Dassault Systèmes reported results last week that showed revenue declined in all major products lines and all geographies, with the company’s large installed base providing a nice cushion of recurring revenue that forestalled an even more dramatic decline. DS has put 2009 behind it and is now looking ahead: CEO Bernard Charlès told the French daily La Tribune, that he expects DS to triple in size by 2020 by entering new markets such as energy, transport and “urbanisation”, and possibly education-related services since those will be increasingly reliant on 3D. [Ed – Apologies, but I cannot provide a link to the original article in French. My clipping service offers abstracts that have been translated into English. DS’ David Treacher says that “communities” may a better translation of M. Charlès’ remarks than “urbanisation”, referring to expanding communities of practice.]

During the Q4 earnings call with analysts M. Charlès characterized 2009 as a “very critical milestone to prepare for the future”, so it’s worth revisiting before we get to the futurecast. DS reported revenue of €1.253 million, down 6% as reported or down 9% in constant currencies. New license revenue fell 29% for the year, although the decline had slowed by Q4 (during which new license revenue fell 16% year over year and rose over 60% sequentially). PLM revenue was down 9% in 2009, led by an 18% decline in ENOVIA and an 8% decline in CATIA. (By implication, ABAQUS and the other PLM brands not named saw revenue growth of 12% for the year). SolidWorks and the other products DS classifies as “Mainstream 3D” saw a 9% decline in revenue in 2009.

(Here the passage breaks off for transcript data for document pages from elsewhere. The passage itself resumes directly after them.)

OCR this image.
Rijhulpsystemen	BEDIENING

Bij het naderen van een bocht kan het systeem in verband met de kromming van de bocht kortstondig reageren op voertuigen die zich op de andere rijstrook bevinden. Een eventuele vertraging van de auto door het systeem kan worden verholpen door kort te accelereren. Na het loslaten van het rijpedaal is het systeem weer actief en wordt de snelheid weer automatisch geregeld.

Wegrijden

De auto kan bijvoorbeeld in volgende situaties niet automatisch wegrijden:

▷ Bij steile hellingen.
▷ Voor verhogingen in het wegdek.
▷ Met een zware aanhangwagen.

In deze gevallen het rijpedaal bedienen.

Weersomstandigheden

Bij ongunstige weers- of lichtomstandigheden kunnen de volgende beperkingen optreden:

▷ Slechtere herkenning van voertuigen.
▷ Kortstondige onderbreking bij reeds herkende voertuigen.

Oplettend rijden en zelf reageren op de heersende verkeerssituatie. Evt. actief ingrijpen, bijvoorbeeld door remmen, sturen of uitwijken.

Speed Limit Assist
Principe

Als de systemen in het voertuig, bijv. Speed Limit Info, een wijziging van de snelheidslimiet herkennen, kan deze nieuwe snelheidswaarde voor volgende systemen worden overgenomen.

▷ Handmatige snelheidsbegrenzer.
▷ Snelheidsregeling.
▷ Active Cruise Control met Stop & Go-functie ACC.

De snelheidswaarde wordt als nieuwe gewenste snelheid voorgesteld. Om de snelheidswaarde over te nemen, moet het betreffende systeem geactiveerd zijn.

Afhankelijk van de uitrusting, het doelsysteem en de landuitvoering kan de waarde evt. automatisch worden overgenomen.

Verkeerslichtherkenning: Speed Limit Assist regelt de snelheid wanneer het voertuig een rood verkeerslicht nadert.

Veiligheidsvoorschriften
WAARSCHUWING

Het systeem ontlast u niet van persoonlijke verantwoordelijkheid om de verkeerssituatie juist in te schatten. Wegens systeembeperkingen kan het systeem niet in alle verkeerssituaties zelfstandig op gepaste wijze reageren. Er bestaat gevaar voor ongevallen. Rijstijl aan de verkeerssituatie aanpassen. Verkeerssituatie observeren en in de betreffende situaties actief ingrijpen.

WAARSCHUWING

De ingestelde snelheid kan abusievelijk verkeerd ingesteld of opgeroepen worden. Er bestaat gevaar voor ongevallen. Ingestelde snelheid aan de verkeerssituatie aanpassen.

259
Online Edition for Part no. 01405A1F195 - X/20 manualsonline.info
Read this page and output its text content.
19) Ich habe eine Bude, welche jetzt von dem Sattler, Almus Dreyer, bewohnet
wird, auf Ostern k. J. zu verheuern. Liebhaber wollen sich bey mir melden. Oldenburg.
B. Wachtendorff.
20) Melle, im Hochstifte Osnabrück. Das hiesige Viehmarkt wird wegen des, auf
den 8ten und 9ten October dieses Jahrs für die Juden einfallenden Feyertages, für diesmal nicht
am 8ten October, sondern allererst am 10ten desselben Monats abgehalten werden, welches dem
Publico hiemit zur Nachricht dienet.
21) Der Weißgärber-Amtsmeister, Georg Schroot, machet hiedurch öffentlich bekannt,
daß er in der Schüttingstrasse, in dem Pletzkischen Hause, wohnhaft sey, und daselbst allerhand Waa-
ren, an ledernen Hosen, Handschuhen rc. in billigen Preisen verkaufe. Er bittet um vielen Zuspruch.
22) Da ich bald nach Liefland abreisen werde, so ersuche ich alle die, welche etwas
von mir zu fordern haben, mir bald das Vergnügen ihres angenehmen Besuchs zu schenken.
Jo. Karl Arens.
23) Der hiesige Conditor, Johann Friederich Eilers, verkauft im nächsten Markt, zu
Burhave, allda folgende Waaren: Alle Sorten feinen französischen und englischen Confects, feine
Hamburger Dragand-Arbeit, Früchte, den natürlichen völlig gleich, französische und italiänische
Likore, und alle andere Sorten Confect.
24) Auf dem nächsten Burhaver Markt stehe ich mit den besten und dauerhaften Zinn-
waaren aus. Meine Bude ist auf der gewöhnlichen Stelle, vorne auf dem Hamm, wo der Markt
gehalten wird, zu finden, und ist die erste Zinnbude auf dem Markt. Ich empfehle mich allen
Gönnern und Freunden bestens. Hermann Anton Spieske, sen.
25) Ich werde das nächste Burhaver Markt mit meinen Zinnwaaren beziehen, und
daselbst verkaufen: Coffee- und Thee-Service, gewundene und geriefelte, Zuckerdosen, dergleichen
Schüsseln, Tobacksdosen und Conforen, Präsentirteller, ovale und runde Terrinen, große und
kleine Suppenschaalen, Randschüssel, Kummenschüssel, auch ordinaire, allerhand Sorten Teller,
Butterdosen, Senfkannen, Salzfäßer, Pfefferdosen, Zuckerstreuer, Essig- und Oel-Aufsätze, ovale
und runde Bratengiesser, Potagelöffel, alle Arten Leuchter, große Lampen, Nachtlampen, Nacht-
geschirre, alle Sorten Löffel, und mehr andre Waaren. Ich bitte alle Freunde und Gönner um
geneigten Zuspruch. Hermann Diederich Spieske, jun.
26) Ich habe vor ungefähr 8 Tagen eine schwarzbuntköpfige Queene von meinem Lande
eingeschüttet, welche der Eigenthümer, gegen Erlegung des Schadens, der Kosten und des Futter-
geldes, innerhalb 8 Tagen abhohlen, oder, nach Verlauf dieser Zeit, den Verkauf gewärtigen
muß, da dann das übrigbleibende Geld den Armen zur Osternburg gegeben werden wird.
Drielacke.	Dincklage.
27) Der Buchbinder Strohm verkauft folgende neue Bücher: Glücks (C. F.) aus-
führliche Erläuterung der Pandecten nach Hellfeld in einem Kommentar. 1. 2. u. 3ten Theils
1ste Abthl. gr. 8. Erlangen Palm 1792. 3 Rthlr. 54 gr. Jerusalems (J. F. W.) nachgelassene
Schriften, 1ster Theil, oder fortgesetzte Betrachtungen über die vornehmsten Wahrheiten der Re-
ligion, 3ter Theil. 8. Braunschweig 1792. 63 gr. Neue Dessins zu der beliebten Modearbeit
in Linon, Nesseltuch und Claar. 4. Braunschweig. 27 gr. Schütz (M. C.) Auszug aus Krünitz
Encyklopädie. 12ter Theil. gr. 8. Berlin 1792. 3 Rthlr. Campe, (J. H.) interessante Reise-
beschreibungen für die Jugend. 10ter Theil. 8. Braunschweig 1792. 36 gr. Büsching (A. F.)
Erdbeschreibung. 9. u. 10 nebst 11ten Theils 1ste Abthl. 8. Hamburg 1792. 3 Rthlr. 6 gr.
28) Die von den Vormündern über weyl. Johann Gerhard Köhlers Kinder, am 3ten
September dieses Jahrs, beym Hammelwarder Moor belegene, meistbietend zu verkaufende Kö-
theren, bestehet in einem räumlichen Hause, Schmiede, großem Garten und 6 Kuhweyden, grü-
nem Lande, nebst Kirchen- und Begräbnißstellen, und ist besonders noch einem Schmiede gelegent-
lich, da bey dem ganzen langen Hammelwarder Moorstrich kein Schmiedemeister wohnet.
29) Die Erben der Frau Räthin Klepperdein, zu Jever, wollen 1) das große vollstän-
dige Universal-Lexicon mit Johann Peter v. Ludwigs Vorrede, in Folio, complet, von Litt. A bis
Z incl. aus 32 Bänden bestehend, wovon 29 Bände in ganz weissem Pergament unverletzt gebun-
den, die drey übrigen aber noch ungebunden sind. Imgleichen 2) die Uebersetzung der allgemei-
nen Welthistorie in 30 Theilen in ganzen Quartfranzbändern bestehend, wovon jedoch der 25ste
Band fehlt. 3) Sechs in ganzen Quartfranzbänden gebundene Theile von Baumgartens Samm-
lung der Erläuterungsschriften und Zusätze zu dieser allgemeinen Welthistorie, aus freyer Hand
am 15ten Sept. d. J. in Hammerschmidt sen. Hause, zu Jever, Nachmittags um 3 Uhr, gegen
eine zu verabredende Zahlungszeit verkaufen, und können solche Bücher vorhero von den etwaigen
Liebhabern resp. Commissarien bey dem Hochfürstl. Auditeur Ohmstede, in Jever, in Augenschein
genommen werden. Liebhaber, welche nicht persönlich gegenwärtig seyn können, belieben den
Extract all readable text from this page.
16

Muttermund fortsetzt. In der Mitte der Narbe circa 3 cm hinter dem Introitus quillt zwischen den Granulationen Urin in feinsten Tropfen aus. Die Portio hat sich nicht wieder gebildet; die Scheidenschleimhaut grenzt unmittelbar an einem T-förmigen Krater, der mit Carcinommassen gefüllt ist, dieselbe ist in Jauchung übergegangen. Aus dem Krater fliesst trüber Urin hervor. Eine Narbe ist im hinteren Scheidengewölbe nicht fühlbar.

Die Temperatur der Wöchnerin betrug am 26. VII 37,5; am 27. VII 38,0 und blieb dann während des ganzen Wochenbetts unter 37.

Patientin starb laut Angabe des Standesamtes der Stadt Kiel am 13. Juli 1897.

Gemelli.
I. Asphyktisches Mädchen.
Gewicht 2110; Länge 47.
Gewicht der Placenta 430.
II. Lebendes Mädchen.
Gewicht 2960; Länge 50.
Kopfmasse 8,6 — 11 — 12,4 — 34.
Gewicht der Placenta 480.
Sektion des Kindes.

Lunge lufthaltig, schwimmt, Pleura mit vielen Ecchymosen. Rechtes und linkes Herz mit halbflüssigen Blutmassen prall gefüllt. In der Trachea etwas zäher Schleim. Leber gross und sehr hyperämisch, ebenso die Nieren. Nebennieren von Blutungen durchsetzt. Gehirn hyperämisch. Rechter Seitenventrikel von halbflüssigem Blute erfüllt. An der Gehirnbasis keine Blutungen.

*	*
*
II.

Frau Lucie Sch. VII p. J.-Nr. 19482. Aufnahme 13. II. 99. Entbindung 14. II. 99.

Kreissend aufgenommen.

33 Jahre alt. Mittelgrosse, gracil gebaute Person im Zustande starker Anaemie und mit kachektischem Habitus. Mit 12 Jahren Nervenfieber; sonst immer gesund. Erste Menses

Many things have to happen for DS to triple revenue by 2020 (that’s a 12% annual growth rate, each and every year from 2010 to 2020). DS believes that many of the foundation elements were put into place during 2009:

• DS grew its R&D staff by 4% to 3600 even as it slightly trimmed R&D spend. The ratio of revenue/R&D employee among engineering software suppliers is around $500k. DS is in the ballpark, with revenue per R&D employee of about $480k, but will have to significantly ramp up resources to support annual sales closer to $5 billion. 2009 was a tough year, so a 4% staff increase is commendable, but one could expect to see R&D employee numbers rise more in-line with anticipated revenue increases.
• DS reported that 20% of end-user spend in 2009 came from “non-traditional” verticals: high tech, life sciences, consumer goods and consumer packaged goods. PLM vendors have for years been trying to grow in these verticals with limited success but it can be argued that products initially tailored for the auto and aero markets are now more generalized and suitable for use in other industries. Enhancements in mechatronics and broader-based CAE (especially CFD) and vertical-specific apps such as recipe management make PLM a more attractive option for these “non-traditional” markets. It’s not clear, however, that these markets can grow at the very rapid rate needed to propel DS to $5 billion by 2020.
• Of course, the company’s largest vertical is still automotive at about 32% of 2009 end-user spend, followed by industrial equipment (20%), and aerospace (16%). These verticals may return more robust growth due to an eventual economic recovery, but DS will still have to incorporate support for new composites, new battery technologies or alternate fuels, new production techniques and other hot-button issues for these verticals in its traditional offerings.
• M. Charlès mentioned energy and transport as verticals that will help bring DS to the $5 billion mark. Energy (by which I think DS means process and power) accounted for perhaps 2% and transport (shipbuilding) was less than 2% of end-user spend in 2009. DS has been active in both for many years, all the way back to the CAD2 buy by the US Navy in the 1990s. Both markets have entrenched specialist vendors including AVEVA, Bentley Systems and Intergraph; one way for DS to gain an immediate presence (and help it towards the 2020 revenue goal) would be via an acquisition.
• Critical to reaching the $5 billion mark is sales capacity and execution. DS is taking a major step in growing capacity by working to close to its largest acquisition ever, the IBM PLM group. Once closed that would create a direct sales force of over 1,000. DS expects this to contribute roughly €165 million for the 9 months or so it will be part of DS; that implies an annual increase of €220 million (before accounting-mandated write-downs). DS will also need to expand its indirect channel capacity to hit its 2020 target, since not all companies in its traditional or new markets can be profitably served by a direct sales force; it will be interesting to watch as both PTC and DS try to grow indirect sales capacity by chasing the very limited number of VARs out there.

A large part of a CEO’s job is issuing bold challenges to rally troops and entice investors. DS’ biggest problems in the near-term are gaining wider adoption of the new V6 platform and turning the largest acquisition in the company’s history into a cohesive revenue-generating machine. For 2010, DS has issued cautious guidance, growing revenue about 14% to around €1.43 billion including the IBM PLM acquisition. On an organic basis, that translates to about 10% growth for 2010 — the company had better get cracking if it wants to hit that 2020 target!